Almost every day this week, a new lawmaker lined up behind the growing effort codify into law a fundamental overhaul of the United States’ relationship with Saudi Arabia.
On Monday, Sen. Bob Menendez (D-NJ), the influential head of the Senate Foreign Relations Committee, released a statement calling on the United States to “immediately freeze all aspects of our cooperation with Saudi Arabia.” Later in the week, Sen. Richard Blumenthal (D-CT) and Rep. Ro Khanna published a bill to temporarily halt US arms sales to the kingdom.
This bill “would send a strong message to the Saudis as our country strives to rebalance this one-sided relationship,” the lawmakers said.
Agitation for action comes after OPEC+ – led by Saudi Arabia – announced oil production cuts on October 4 when Congress is notably not in session. Most lawmakers are currently at home focused on the looming midterm elections.
As Ole Hansen, Head of Commodities Strategy at Saxo Bank, recently stated on Yahoo Finance on US and international positioning “we see politics playing a bigger role in this oil market” at the moment as players “still try to figure out what really happened last week at the oil market meeting” ‘OPEC+’.
Although lawmakers aren’t expected to return to Washington until Nov. 14, White House action could come sooner, with President Biden saying in a CNN interview this week “there will be consequences” for Saudi Arabia. Biden Thursday teased some sort of action from the White House on gasoline prices in the coming daysalthough it is unclear if next week’s decision will directly affect Saudi Arabia.
Jared Bernstein, a member of the White House Council of Economic Advisers, made this point. in a Yahoo Finance Live interview on Thursday saying “we need to do more, especially in light of this mistaken and, I think, very misguided decision by OPEC+”.
A panoply of ideas for action
Back on Capitol Hill, the list of lawmakers urging action grew.
Additional calls in recent days have come from figures such as Senator Chris Murphy (D-CT), Senator Bernie Sanders (I-VT), Rep. Tom Malinowski (D-NJ), and more. Malinowski make their own efforts to order the withdrawal of US troops and missile defense systems from Saudi Arabia and the United Arab Emirates.
The main Republican co-sponsors (at least so far) are absent from the debate surrounding Saudi Arabia. In one of his only comments on the matter, Senate Minority Leader Mitch McConnell (R-KY) sent a press release criticizing Democrats who raise the issue for “voting to throttle U.S. oil and gas production at every opportunity for the past two years.”

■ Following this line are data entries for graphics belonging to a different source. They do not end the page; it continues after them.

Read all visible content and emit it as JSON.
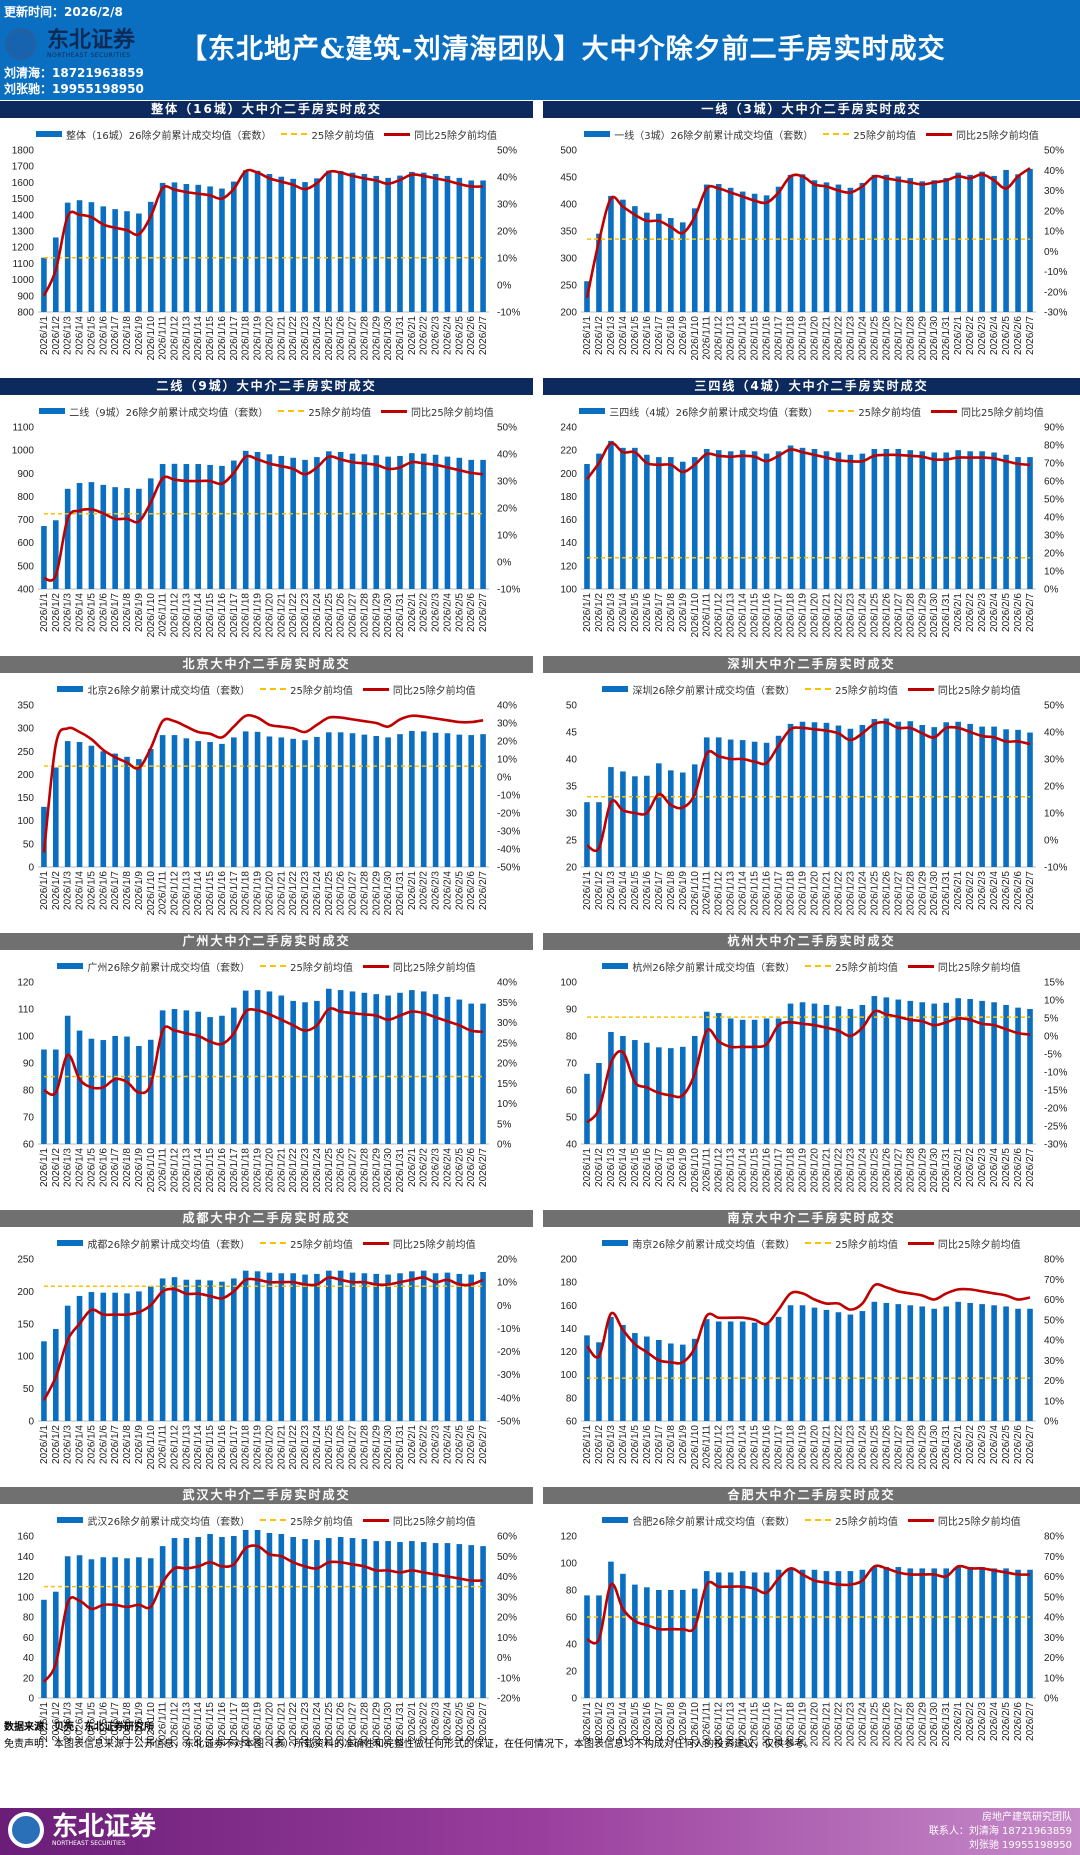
{
  "header": {
    "update": "更新时间：2026/2/8",
    "logo_cn": "东北证券",
    "logo_en": "NORTHEAST SECURITIES",
    "title": "【东北地产&建筑-刘清海团队】大中介除夕前二手房实时成交",
    "contact1": "刘清海：18721963859",
    "contact2": "刘张驰：19955198950"
  },
  "colors": {
    "header": "#0b6fc1",
    "bar": "#0b6fc1",
    "line": "#c00000",
    "avg": "#ffc000",
    "title_group": "#0c2a5e",
    "title_city": "#707070"
  },
  "legend_avg": "25除夕前均值",
  "legend_line": "同比25除夕前均值",
  "categories": [
    "2026/1/1",
    "2026/1/2",
    "2026/1/3",
    "2026/1/4",
    "2026/1/5",
    "2026/1/6",
    "2026/1/7",
    "2026/1/8",
    "2026/1/9",
    "2026/1/10",
    "2026/1/11",
    "2026/1/12",
    "2026/1/13",
    "2026/1/14",
    "2026/1/15",
    "2026/1/16",
    "2026/1/17",
    "2026/1/18",
    "2026/1/19",
    "2026/1/20",
    "2026/1/21",
    "2026/1/22",
    "2026/1/23",
    "2026/1/24",
    "2026/1/25",
    "2026/1/26",
    "2026/1/27",
    "2026/1/28",
    "2026/1/29",
    "2026/1/30",
    "2026/1/31",
    "2026/2/1",
    "2026/2/2",
    "2026/2/3",
    "2026/2/4",
    "2026/2/5",
    "2026/2/6",
    "2026/2/7"
  ],
  "chart_data": [
    {
      "type": "bar+line",
      "title": "整体（16城）大中介二手房实时成交",
      "bar_name": "整体（16城）26除夕前累计成交均值（套数）",
      "ylim": [
        800,
        1800
      ],
      "ystep": 100,
      "y2lim": [
        -10,
        50
      ],
      "y2step": 10,
      "avg": 1135,
      "group": true,
      "bars": [
        1135,
        1260,
        1475,
        1490,
        1478,
        1452,
        1435,
        1422,
        1408,
        1480,
        1597,
        1600,
        1590,
        1585,
        1575,
        1562,
        1605,
        1675,
        1672,
        1652,
        1635,
        1622,
        1602,
        1625,
        1672,
        1670,
        1660,
        1652,
        1640,
        1628,
        1642,
        1665,
        1660,
        1652,
        1640,
        1628,
        1612,
        1612
      ],
      "line": [
        -4,
        5.6,
        25.4,
        26,
        25.1,
        22.4,
        21.2,
        20.3,
        18.8,
        25.4,
        35.9,
        35.3,
        34.4,
        33.8,
        33.2,
        32,
        35.6,
        42.2,
        41.6,
        39.5,
        38.3,
        37.1,
        35.5,
        37.7,
        41.9,
        41.6,
        40.4,
        39.5,
        38.7,
        37.5,
        38.9,
        40.9,
        40.4,
        39.5,
        38.6,
        37.4,
        36.5,
        36.5
      ]
    },
    {
      "type": "bar+line",
      "title": "一线（3城）大中介二手房实时成交",
      "bar_name": "一线（3城）26除夕前累计成交均值（套数）",
      "ylim": [
        200,
        500
      ],
      "ystep": 50,
      "y2lim": [
        -30,
        50
      ],
      "y2step": 10,
      "avg": 335,
      "group": true,
      "bars": [
        257,
        345,
        415,
        408,
        396,
        384,
        382,
        374,
        366,
        392,
        436,
        437,
        430,
        423,
        419,
        416,
        432,
        454,
        455,
        444,
        440,
        436,
        430,
        439,
        454,
        454,
        451,
        448,
        442,
        444,
        448,
        458,
        454,
        460,
        452,
        463,
        455,
        465
      ],
      "line": [
        -23,
        5,
        26,
        22,
        18,
        15,
        15,
        12,
        9,
        17,
        31,
        31,
        29,
        27,
        25,
        24,
        29,
        37,
        37,
        33,
        32,
        30,
        29,
        32,
        37,
        36,
        35,
        34,
        33,
        34,
        35,
        37,
        36,
        38,
        35,
        31,
        37,
        41
      ]
    },
    {
      "type": "bar+line",
      "title": "二线（9城）大中介二手房实时成交",
      "bar_name": "二线（9城）26除夕前累计成交均值（套数）",
      "ylim": [
        400,
        1100
      ],
      "ystep": 100,
      "y2lim": [
        -10,
        50
      ],
      "y2step": 10,
      "avg": 725,
      "group": true,
      "bars": [
        672,
        697,
        833,
        858,
        862,
        850,
        840,
        836,
        833,
        878,
        940,
        941,
        940,
        940,
        936,
        932,
        955,
        997,
        992,
        982,
        975,
        967,
        958,
        970,
        995,
        992,
        985,
        982,
        978,
        972,
        975,
        987,
        985,
        980,
        972,
        967,
        958,
        958
      ],
      "line": [
        -6,
        -5,
        16,
        19,
        19.5,
        18,
        16,
        16,
        15,
        22,
        31,
        30.5,
        30,
        30,
        30,
        29,
        33,
        39,
        38,
        36.5,
        35.5,
        34.5,
        32.5,
        35,
        39,
        38,
        37,
        36.5,
        36,
        34.5,
        35,
        37,
        36.5,
        36,
        35,
        34,
        33,
        32.5
      ]
    },
    {
      "type": "bar+line",
      "title": "三四线（4城）大中介二手房实时成交",
      "bar_name": "三四线（4城）26除夕前累计成交均值（套数）",
      "ylim": [
        100,
        240
      ],
      "ystep": 20,
      "y2lim": [
        0,
        90
      ],
      "y2step": 10,
      "avg": 127,
      "group": true,
      "bars": [
        208,
        217,
        228,
        222,
        222,
        216,
        214,
        214,
        210,
        214,
        221,
        220,
        219,
        220,
        219,
        217,
        219,
        224,
        222,
        221,
        219,
        218,
        216,
        217,
        221,
        221,
        221,
        220,
        219,
        218,
        218,
        220,
        219,
        219,
        218,
        216,
        214,
        214
      ],
      "line": [
        61,
        70,
        81,
        76,
        76,
        70,
        69,
        69,
        65,
        69,
        75,
        74,
        73.5,
        74,
        73.5,
        71,
        74,
        77.5,
        76,
        74.5,
        73,
        71.5,
        71,
        71,
        74,
        74.5,
        74.5,
        74,
        73.5,
        72,
        72,
        73,
        73,
        73,
        72.5,
        71,
        69.5,
        69
      ]
    },
    {
      "type": "bar+line",
      "title": "北京大中介二手房实时成交",
      "bar_name": "北京26除夕前累计成交均值（套数）",
      "ylim": [
        0,
        350
      ],
      "ystep": 50,
      "y2lim": [
        -50,
        40
      ],
      "y2step": 10,
      "avg": 218,
      "group": false,
      "bars": [
        130,
        215,
        272,
        270,
        262,
        250,
        245,
        238,
        233,
        255,
        285,
        285,
        278,
        272,
        270,
        266,
        280,
        293,
        292,
        282,
        280,
        277,
        274,
        281,
        291,
        291,
        289,
        286,
        283,
        280,
        287,
        294,
        293,
        290,
        289,
        286,
        285,
        287
      ],
      "line": [
        -42,
        18,
        27,
        25,
        21,
        15,
        11,
        8,
        5,
        16,
        31,
        31,
        28,
        25,
        24,
        22,
        28,
        34,
        33,
        29,
        28,
        27,
        25,
        29,
        33,
        33,
        32,
        31,
        30,
        28,
        32,
        34,
        33.5,
        32.5,
        31.5,
        30.5,
        30.5,
        31.5
      ]
    },
    {
      "type": "bar+line",
      "title": "深圳大中介二手房实时成交",
      "bar_name": "深圳26除夕前累计成交均值（套数）",
      "ylim": [
        20,
        50
      ],
      "ystep": 5,
      "y2lim": [
        -10,
        50
      ],
      "y2step": 10,
      "avg": 33,
      "group": false,
      "bars": [
        32,
        32,
        38.5,
        37.7,
        36.8,
        36.9,
        39.2,
        37.9,
        37.5,
        39,
        44,
        44,
        43.6,
        43.5,
        43.2,
        43,
        44.3,
        46.5,
        46.9,
        46.8,
        46.7,
        46.2,
        45.6,
        46.3,
        47.4,
        47.5,
        46.9,
        47,
        46.3,
        45.9,
        46.8,
        46.9,
        46.5,
        46,
        46,
        45.5,
        45.4,
        44.9
      ],
      "line": [
        -2,
        -3,
        14,
        11,
        10,
        10,
        17,
        13,
        12,
        17,
        32,
        31,
        30,
        30,
        29,
        28.5,
        35,
        41,
        41.5,
        41,
        40.5,
        39.5,
        37,
        39.5,
        43,
        43.5,
        41.5,
        41.5,
        39.5,
        38,
        41.5,
        41.5,
        40,
        38.5,
        38,
        36.5,
        36.5,
        35.5
      ]
    },
    {
      "type": "bar+line",
      "title": "广州大中介二手房实时成交",
      "bar_name": "广州26除夕前累计成交均值（套数）",
      "ylim": [
        60,
        120
      ],
      "ystep": 10,
      "y2lim": [
        0,
        40
      ],
      "y2step": 5,
      "avg": 85,
      "group": false,
      "bars": [
        95,
        95,
        107.5,
        102,
        99,
        98.5,
        100,
        99.8,
        96.3,
        98.6,
        109.5,
        110,
        109.5,
        109,
        107,
        107.5,
        110.5,
        116.8,
        117,
        116.5,
        115,
        113,
        112.5,
        113,
        117.5,
        117,
        116.5,
        116,
        115.5,
        115,
        116,
        117,
        116.5,
        115.5,
        114.5,
        113.5,
        112,
        112
      ],
      "line": [
        13.3,
        12.7,
        22,
        16,
        14,
        14,
        16,
        15.3,
        12.7,
        14.7,
        28,
        28,
        27.3,
        26.7,
        25.3,
        24.7,
        27.3,
        32.7,
        33,
        32,
        30.7,
        29.3,
        28,
        29.3,
        33.3,
        32.7,
        32.3,
        32,
        31.7,
        30.7,
        31.7,
        32.7,
        32.3,
        31.3,
        30.3,
        29.3,
        28,
        27.7
      ]
    },
    {
      "type": "bar+line",
      "title": "杭州大中介二手房实时成交",
      "bar_name": "杭州26除夕前累计成交均值（套数）",
      "ylim": [
        40,
        100
      ],
      "ystep": 10,
      "y2lim": [
        -30,
        15
      ],
      "y2step": 5,
      "avg": 87,
      "group": false,
      "bars": [
        66,
        70,
        81.5,
        80,
        78.5,
        77.5,
        75.8,
        75.5,
        76,
        80,
        89,
        88.5,
        86.5,
        86,
        86,
        86.5,
        86.5,
        92,
        92.5,
        92,
        91.5,
        91,
        90,
        91.5,
        94.8,
        94.3,
        93.5,
        93,
        92.5,
        92,
        92.3,
        94,
        93.7,
        93,
        92.5,
        91.5,
        90.5,
        90
      ],
      "line": [
        -24,
        -20.3,
        -7.5,
        -4.5,
        -12.8,
        -14.3,
        -15.8,
        -16.5,
        -16.5,
        -10.5,
        1.5,
        -1.5,
        -3,
        -3,
        -3,
        -2.3,
        3,
        3.8,
        3.4,
        3,
        2.3,
        1.5,
        0,
        2.3,
        6.8,
        6,
        5.3,
        4.5,
        4.1,
        3,
        3.8,
        4.9,
        4.5,
        3.4,
        3,
        1.9,
        0.8,
        0.4
      ]
    },
    {
      "type": "bar+line",
      "title": "成都大中介二手房实时成交",
      "bar_name": "成都26除夕前累计成交均值（套数）",
      "ylim": [
        0,
        250
      ],
      "ystep": 50,
      "y2lim": [
        -50,
        20
      ],
      "y2step": 10,
      "avg": 208,
      "group": false,
      "bars": [
        123,
        142,
        178,
        193,
        199,
        198,
        198,
        197,
        200,
        208,
        220,
        222,
        218,
        218,
        217,
        215,
        220,
        232,
        231,
        229,
        228,
        228,
        226,
        227,
        232,
        232,
        229,
        228,
        227,
        226,
        228,
        231,
        232,
        228,
        229,
        227,
        226,
        230
      ],
      "line": [
        -41,
        -31,
        -15,
        -8,
        -2,
        -4,
        -4,
        -4,
        -3,
        0,
        6,
        7,
        5,
        5,
        4,
        3,
        6,
        11,
        11,
        10,
        10,
        10,
        9,
        9,
        12,
        11,
        10,
        10,
        9,
        9,
        10,
        11,
        12,
        10,
        11,
        9,
        9,
        11
      ]
    },
    {
      "type": "bar+line",
      "title": "南京大中介二手房实时成交",
      "bar_name": "南京26除夕前累计成交均值（套数）",
      "ylim": [
        60,
        200
      ],
      "ystep": 20,
      "y2lim": [
        0,
        80
      ],
      "y2step": 10,
      "avg": 97,
      "group": false,
      "bars": [
        134,
        128,
        150,
        143,
        136,
        133,
        130,
        127,
        126,
        131,
        148,
        146,
        146,
        146,
        145,
        144,
        150,
        160,
        160,
        158,
        156,
        154,
        152,
        155,
        163,
        162,
        161,
        160,
        159,
        157,
        159,
        163,
        162,
        161,
        160,
        159,
        157,
        157
      ],
      "line": [
        37,
        32,
        53,
        45,
        38,
        34,
        30,
        29,
        29,
        36,
        52,
        51,
        51,
        51,
        50,
        48,
        55,
        63,
        63,
        60,
        58,
        58,
        55,
        58,
        67,
        66,
        64,
        63,
        62,
        60,
        63,
        65,
        65,
        64,
        63,
        62,
        60,
        61
      ]
    },
    {
      "type": "bar+line",
      "title": "武汉大中介二手房实时成交",
      "bar_name": "武汉26除夕前累计成交均值（套数）",
      "ylim": [
        0,
        160
      ],
      "ystep": 20,
      "y2lim": [
        -20,
        60
      ],
      "y2step": 10,
      "avg": 110,
      "group": false,
      "bars": [
        97,
        105,
        140,
        141,
        137,
        139,
        139,
        138,
        139,
        138,
        150,
        158,
        158,
        159,
        162,
        159,
        160,
        166,
        166,
        163,
        162,
        159,
        157,
        156,
        158,
        159,
        158,
        157,
        155,
        155,
        154,
        155,
        154,
        153,
        153,
        152,
        151,
        150
      ],
      "line": [
        -12,
        -3,
        27,
        28,
        24,
        26,
        26,
        25,
        26,
        25,
        37,
        44,
        44,
        45,
        47,
        45,
        46,
        54,
        55,
        51,
        50,
        47,
        45,
        44,
        47,
        47,
        46,
        45,
        43,
        43,
        42,
        43,
        42,
        41,
        40,
        39,
        38,
        38
      ]
    },
    {
      "type": "bar+line",
      "title": "合肥大中介二手房实时成交",
      "bar_name": "合肥26除夕前累计成交均值（套数）",
      "ylim": [
        0,
        120
      ],
      "ystep": 20,
      "y2lim": [
        0,
        80
      ],
      "y2step": 10,
      "avg": 60,
      "group": false,
      "bars": [
        76,
        76,
        101,
        92,
        84,
        82,
        80,
        80,
        80,
        81,
        94,
        93,
        93,
        94,
        93,
        93,
        95,
        96,
        95,
        95,
        94,
        94,
        94,
        95,
        97,
        97,
        97,
        96,
        96,
        96,
        96,
        97,
        97,
        97,
        96,
        96,
        95,
        95
      ],
      "line": [
        29,
        29,
        56,
        44,
        38,
        36,
        34,
        34,
        34,
        35,
        56,
        55,
        55,
        55,
        54,
        52,
        59,
        64,
        61,
        58,
        57,
        56,
        56,
        58,
        65,
        64,
        62,
        61,
        61,
        61,
        60,
        65,
        64,
        64,
        63,
        62,
        61,
        61
      ]
    }
  ],
  "footer": {
    "source": "数据来源：贝壳，东北证券研究所",
    "disclaimer": "免责声明：本图表信息来源于公开信息，东北证券不对本图（表）所载资料的准确性和完整性做任何形式的保证，在任何情况下，本图表信息均不构成对任何人的投资建议，仅供参考。",
    "banner_team": "房地产建筑研究团队",
    "banner_contact1": "联系人：刘清海 18721963859",
    "banner_contact2": "刘张驰 19955198950"
  }
}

Oil analyst Frank Macchiarola of the American Petroleum Institute recently underscored this prospect, saying Yahoo Finance who a lesson from the past few weeks is “how important it is to produce energy here in the United States, and not have to depend on foreign countries, like OPEC+ countries, for our energy.”
Another idea that has received renewed scrutiny in recent weeks is a bipartisan bill that has been bouncing around Congress for years dubbed “NOPEC.” who advanced to the Senate earlier this year. The bill would remove sovereign immunity and allow the Justice Department to sue Saudi Arabia and other OPEC+ members for antitrust violations.
Last week, a prominent Republican supporter of that effort, Sen. Chuck Grassley (R-IA) pushed to a new examination. Capitol Hill leaders hope to coalesce the ideas into a cohesive bill that can be signed into law this winter.
Biden ‘looks forward to engaging Congress when he returns’
Meanwhile, the price of crude oil – after surging on OPEC’s announcement – has fallen in recent days. Some energy analysts say many OPEC countries were producing below their quotas before last week’s announcement, so the impact could be less than initially feared.
But in the political sphere, the back and forth are likely to continue. In a recent statement, OPEC said the White House had sought to delay production cuts for a month while a parade of administration officials, from the president down, criticized the decision.
In one example, Treasury Secretary Janet Yellen warned that OPEC’s oil production cut would have a negative effect on the global economy, telling the Financial Times the decision is “unnecessary and reckless”.
In a call with reporters this week, National Security Advisor Jake Sullivan said “there are a range of interests and values that are involved in our relationship with this country,” adding that Biden “has look forward to engaging Congress when he returns.”
Ben Werschkul is a Washington correspondent for Yahoo Finance.